3.6 Targeted Sampling

Under targeted sampling the locations of samples are predetermined, usually by analyzing a benchmark run. Also predetermined for each sample is a weight, which indicates how much of the program the sample characterizes. For example, one might predetermine that samples should start at instruction 500000 and 1800000. Further, one might predetermine that the first sample characterizes one third of the program, and the second characterizes two thirds. The weight of the second should then be twice the weight of the first. The simulator uses weights to scale data collected during samples. If the weight of a sample was set to w then at the end of the sample numeric data collected in that sample would be multiplied by w. Suppose the weight of the first sample was 1 and the weight of the second sample was 2. Then because of scaling it would be as though the second sample occurred twice. Targeted sampling realizes the largest gains over periodic sampling when programs have large uniform phases, each uniform phase gets the same number of samples regardless of size, the larger phases have larger weights.

Targeted sampling is specified using three RTIs. The warmup and sample sizes are specified by ss_warmup_size and ss_sample_size. RTI ss_target_spec specifies the start of each sample, its weight, and the size of the benchmark. Its value is a string which consist of items separated by colons, for example, w1:m1000:s500:w2:s1800:m1:e1874500. Each item starts with a letter and is followed by a floating-point number. See Sampling and Trace Mode RTIs for a detailed description.

The weights specified are used to scale data collected during the sample. Any weights can be used, though non-positive values should be avoided. Weights are applied to variables registered using the sim_data object; all of these must be numbers for which scaling makes sense. The scaling is done at the end of each sample but the results are not written to registered variables until the main processor exits. (See the code in file sim_data.cc.)

For example, consider Proc member variable bpb_good_predicts. It is registered using macro SIM_DATA_REG when simulator code initializes. As the simulator runs it is incremented whenever a branch resolves and the outcome matches the prediction.
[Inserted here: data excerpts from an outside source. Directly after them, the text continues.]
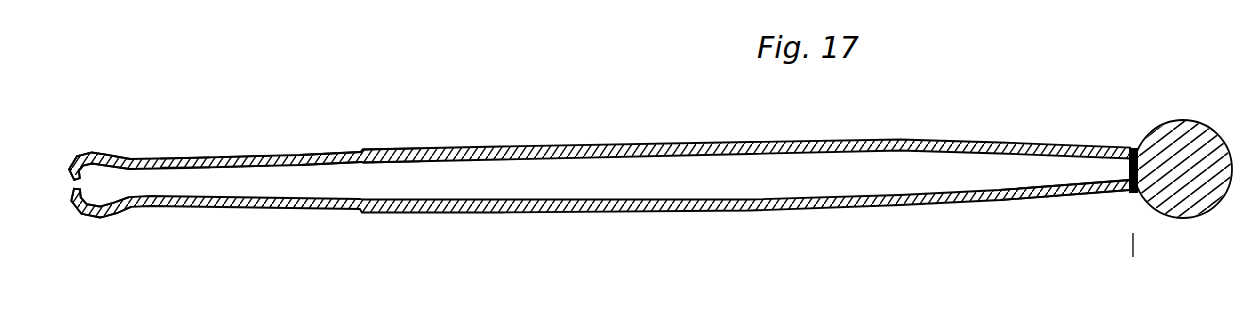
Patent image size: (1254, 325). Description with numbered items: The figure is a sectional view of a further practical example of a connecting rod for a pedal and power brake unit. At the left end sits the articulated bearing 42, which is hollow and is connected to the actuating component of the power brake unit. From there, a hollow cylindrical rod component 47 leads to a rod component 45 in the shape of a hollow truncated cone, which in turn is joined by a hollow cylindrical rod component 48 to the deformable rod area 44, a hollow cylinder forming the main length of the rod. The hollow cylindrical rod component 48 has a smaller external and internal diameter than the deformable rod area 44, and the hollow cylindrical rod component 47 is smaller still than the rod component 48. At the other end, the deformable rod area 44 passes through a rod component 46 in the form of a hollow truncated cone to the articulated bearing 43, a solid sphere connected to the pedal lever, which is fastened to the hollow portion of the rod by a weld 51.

The articulated bearing 42 is at (103, 156).
The articulated bearing 43 is at (1145, 132).
The deformable rod area 44 is at (718, 188).
The rod component in the shape of a hollow truncated cone 45 is at (240, 160).
The rod component in the form of a hollow truncated cone 46 is at (1062, 177).
The hollow cylindrical rod component 47 is at (180, 160).
The hollow cylindrical rod component 48 is at (330, 152).
The weld 51 is at (1130, 150).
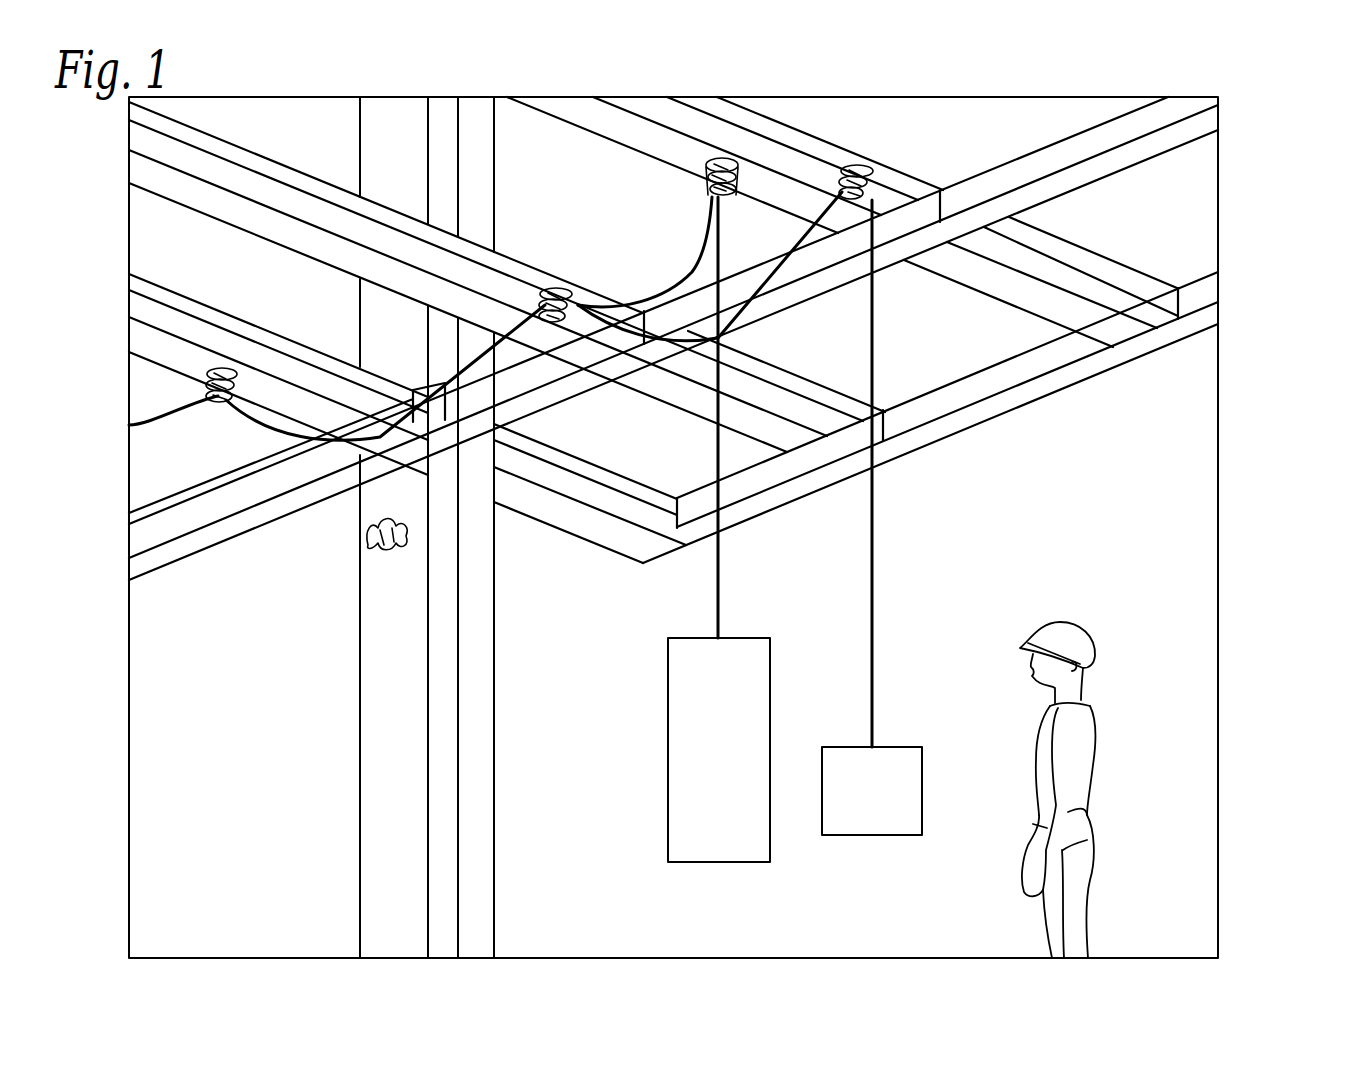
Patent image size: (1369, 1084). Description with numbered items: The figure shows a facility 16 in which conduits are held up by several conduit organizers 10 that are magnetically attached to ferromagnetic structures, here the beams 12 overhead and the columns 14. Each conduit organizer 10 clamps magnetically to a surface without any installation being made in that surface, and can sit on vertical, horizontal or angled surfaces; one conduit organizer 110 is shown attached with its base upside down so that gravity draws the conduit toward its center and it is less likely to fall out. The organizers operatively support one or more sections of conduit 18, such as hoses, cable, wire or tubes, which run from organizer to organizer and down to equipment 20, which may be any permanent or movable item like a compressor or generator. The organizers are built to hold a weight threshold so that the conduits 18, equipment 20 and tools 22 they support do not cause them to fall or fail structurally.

The sim_data object will examine its value at the beginning and end of each sample and multiply the difference by the respective sample's weight. It will then add this value to its own internal sum. (If the weights of all samples are 1 and there is no warmup then the internal sum will match the variable's value.) When the main processor exists internal sums are copied to the registered variables.

Targeted sampling is strict about specifying the size of the benchmark. Let e denote the indicated number of instructions in the benchmark and define the fuzz to be max(1000, e * 0.00004). If the benchmark finishes more than fuzz instructions earlier or later than the indicated end there will be a fatal error, cruelly refusing to write simulation results which may be just fine. This draconian measure is to detect benchmark changes (recompilation or changes to input data) for which the target specification would be inappropriate.

The RTI settings below specify targeted sampling of two targets, one at 500000 and one at 1800000 instructions. Each has size 50000 instructions and a warmup of 10000 instructions. The first sample has weight 1 (the default), the second has weight 2. The benchmark is expected to finish at most 1000 instructions before or after 1874500.

     ss_target_spec m1000:s500:w2:s1800:m1:e1874500
     ss_sample_size    50000
     ss_warmup_size    10000